En 1948, Anslinger, le chef du Bureau des Narcotique, commet sa première gaffe sérieuse. Il témoigne alors devant un Comité du sénat. « J’ai besoin de plus d’agents » dit-il. Les séanteurs lui demandent pourquoi.
-« Parce qu’il y a des personnes qui violent les lois sur la marijuana. »
-« Qui? »
-« Des musiciens. Je ne veux pas dire les bons musiciens, je veux dire les musiciens de jazz. »
En moins de 24 heures, 76 éditoriaux de journaux le massacrent y compris des éditions spéciales de revues musicales. En trois jours, le Département du Trésor reçoit 15 000 lettres.
Problèmes de personnalités?
C’est un fait que les meilleurs jazz bands du monde sont à Lexington avec des musiciens comme Chet Baker, Sonny Rollins ou Howard McGhee. C’est que la majorité des patients ne sont plus des Blancs, mais des Latinos et des Noirs, reflet des changements majeurs parmi les toxicomanes depuis la fin de la guerre. Ce qui n’est pas sans percer de sérieux trous dans la théorie qui fait alors, à peu près, l’unanimité et que résume bien un Comité de sénateurs canadiens:
« Selon les témoignages des médecins, la toxicomanie (…) est un symptôme d’une faiblesse du caractère et des défauts de la personnalité de la victime. Le toxicomane est d’ordinaire une personne émotivement déséquilibrée et instable à laquelle les stupéfiants donnent du «cran». (Comité spécial du Sénat sur le trafic de stupéfiants au Canada, 1955)

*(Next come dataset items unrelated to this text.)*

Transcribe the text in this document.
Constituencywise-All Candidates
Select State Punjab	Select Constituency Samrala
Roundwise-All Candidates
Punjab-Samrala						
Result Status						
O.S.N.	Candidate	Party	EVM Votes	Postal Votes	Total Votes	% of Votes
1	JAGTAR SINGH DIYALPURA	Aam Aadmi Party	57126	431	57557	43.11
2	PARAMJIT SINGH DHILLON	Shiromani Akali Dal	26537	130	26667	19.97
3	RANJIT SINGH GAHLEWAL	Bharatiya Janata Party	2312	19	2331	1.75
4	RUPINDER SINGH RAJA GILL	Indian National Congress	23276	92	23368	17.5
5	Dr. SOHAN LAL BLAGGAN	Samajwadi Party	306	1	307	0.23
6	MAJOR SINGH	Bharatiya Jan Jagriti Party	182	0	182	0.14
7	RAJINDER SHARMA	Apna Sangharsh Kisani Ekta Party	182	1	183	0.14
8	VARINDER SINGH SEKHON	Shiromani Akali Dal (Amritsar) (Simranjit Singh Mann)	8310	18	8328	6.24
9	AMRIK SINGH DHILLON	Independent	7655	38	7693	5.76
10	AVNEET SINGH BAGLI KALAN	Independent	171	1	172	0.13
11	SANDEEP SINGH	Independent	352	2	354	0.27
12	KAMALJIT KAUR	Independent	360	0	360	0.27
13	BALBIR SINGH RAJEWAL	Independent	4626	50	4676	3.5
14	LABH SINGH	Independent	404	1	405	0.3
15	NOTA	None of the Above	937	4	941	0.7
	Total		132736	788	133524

Ce qui voudrait dire que ces problèmes de personnalité ont cessé, collectivement, d’affecter les Blancs pour frapper les Noirs et les Latinos, qui soudainement, ont besoin de « cran ».
Du grand délire!
William Burroughs, qui est justement à Lexington en 1948, a écrit: « There is no pre-addict personality any more than there is a pre-malarial personnality, all the hogwash of psychiatry to the contrary. » L’historien des drogues David T. Courtwright confirme: « There is relatively little in the historial record to contradict Burroughs’ essential insight ».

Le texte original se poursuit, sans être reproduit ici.